Across the state, there was also a coordinated effort to make it easier for parents to learn about vaccines on their own. In 2012, the Maine Immunization Coalition launched Vax Maine Kids, a website and a blog to communicate directly with families. It also revamped patient information sheets to make them easier to read and understand.

The achievement rate for immunizations in Maine is all the more impressive in light of the state's vaccine opt-out laws, which are some of the most permissive in the nation. Parents can obtain an exemption from required vaccines by citing "philosophical reasons," a murky term which can be used by vaccine skeptics to justify opting out of state requirements.

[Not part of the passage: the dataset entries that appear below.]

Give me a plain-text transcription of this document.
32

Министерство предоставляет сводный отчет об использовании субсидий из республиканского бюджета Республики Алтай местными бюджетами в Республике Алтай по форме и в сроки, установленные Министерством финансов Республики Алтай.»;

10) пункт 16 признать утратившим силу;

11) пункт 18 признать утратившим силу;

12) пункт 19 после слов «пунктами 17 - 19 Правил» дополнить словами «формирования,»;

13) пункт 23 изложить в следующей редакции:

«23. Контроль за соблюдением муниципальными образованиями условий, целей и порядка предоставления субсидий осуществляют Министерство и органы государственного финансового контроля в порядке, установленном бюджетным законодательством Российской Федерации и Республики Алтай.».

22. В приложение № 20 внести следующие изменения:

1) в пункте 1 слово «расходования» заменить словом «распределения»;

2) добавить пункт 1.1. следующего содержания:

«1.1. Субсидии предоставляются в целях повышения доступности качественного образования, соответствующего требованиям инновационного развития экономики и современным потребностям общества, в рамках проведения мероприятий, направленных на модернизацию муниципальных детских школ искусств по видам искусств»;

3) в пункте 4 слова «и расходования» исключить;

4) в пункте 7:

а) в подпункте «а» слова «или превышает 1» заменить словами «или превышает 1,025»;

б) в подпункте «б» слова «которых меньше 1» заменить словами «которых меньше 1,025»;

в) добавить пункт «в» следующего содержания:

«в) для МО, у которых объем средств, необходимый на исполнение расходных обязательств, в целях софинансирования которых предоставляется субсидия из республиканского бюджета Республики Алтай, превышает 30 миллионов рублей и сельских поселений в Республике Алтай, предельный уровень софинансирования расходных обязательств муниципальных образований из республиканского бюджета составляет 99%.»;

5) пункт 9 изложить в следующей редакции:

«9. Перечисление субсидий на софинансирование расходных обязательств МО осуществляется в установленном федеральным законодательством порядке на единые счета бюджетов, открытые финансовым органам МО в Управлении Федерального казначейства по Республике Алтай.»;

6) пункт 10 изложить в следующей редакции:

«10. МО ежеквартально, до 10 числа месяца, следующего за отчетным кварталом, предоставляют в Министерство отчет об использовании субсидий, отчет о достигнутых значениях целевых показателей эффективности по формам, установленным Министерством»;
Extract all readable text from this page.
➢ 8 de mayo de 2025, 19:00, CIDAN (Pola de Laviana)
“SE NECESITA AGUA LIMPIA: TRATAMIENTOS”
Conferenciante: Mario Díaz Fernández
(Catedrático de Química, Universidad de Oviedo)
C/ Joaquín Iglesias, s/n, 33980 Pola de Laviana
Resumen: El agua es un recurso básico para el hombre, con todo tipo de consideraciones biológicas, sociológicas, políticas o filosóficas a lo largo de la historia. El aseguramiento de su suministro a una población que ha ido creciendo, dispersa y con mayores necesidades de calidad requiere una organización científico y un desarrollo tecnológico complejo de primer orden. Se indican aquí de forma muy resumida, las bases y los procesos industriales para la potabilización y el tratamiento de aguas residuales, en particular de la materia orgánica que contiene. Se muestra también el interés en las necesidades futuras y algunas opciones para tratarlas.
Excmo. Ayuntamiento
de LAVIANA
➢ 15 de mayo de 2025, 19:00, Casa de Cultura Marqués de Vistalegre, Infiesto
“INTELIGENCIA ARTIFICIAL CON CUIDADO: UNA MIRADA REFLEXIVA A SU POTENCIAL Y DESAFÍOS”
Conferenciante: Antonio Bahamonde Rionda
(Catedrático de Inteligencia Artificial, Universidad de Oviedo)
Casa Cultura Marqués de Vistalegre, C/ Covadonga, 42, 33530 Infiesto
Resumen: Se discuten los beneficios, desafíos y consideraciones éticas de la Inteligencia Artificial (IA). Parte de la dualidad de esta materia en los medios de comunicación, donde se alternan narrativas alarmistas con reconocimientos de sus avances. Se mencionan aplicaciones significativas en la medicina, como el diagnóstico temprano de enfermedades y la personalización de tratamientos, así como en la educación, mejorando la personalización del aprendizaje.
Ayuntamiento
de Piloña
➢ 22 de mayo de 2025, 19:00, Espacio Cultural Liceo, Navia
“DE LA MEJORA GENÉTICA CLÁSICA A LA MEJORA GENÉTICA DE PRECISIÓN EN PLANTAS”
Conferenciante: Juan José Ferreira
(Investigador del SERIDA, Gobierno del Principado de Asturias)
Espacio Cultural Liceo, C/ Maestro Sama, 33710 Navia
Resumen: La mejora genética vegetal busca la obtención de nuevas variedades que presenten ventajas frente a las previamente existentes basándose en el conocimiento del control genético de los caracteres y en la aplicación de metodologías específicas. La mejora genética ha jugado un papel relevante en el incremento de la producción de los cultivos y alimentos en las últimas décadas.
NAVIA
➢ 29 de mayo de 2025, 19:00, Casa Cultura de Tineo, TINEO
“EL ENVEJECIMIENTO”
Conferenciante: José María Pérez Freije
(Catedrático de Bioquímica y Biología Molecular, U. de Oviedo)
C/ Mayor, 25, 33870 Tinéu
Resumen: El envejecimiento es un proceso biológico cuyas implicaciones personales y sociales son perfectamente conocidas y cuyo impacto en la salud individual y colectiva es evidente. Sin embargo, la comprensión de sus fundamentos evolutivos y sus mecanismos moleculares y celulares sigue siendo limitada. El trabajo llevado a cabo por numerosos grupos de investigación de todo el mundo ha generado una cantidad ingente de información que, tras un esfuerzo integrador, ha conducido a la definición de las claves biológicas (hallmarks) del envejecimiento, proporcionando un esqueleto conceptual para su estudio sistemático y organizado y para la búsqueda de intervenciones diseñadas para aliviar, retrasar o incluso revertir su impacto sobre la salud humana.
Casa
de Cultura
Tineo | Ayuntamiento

Twenty states currently allow for philosophical or conscientious exemptions. In Maine, 750 children went unvaccinated for non-medical reasons in 2013, the fourth-highest rate in the nation of philosophical exemptions.

Earlier this year, the question of parental vaccine opt-outs sparked heated debate in the state legislature, where lawmakers introduced bills designed to tighten Maine's philosophical exemption clause. The most promising measure passed both chambers by wide margins, but in a dramatic rebuke, Republican Gov. Paul LePage vetoed the bill, saying it infringed upon parental rights. Public health advocates have vowed to keep fighting to strengthen vaccine requirements.

The good news is that despite the opt-out provisions, Maine's multi-year effort to raise the state's overall vaccination rate has worked.

Belisle largely attributed the success to the fact that the most important conversations about vaccines still take place between doctors and parents.

"Health care provider recommendations make the biggest difference in whether a family gets a vaccine or not," she said.

Supporting and educating physicians is critical, "because they have to be on the front lines of a debate that can get ugly sometimes," she said, adding that some physicians have even received hate mail from the members of the anti-vaccine movement.

As the state's five-year federal grant comes to an end this year, Belisle said it's time for Maine to dedicate more funding to children's health in order to maintain the high rates of immunization. "We have not invested as much as we need to in children's health, and soon it's going to matter more than ever."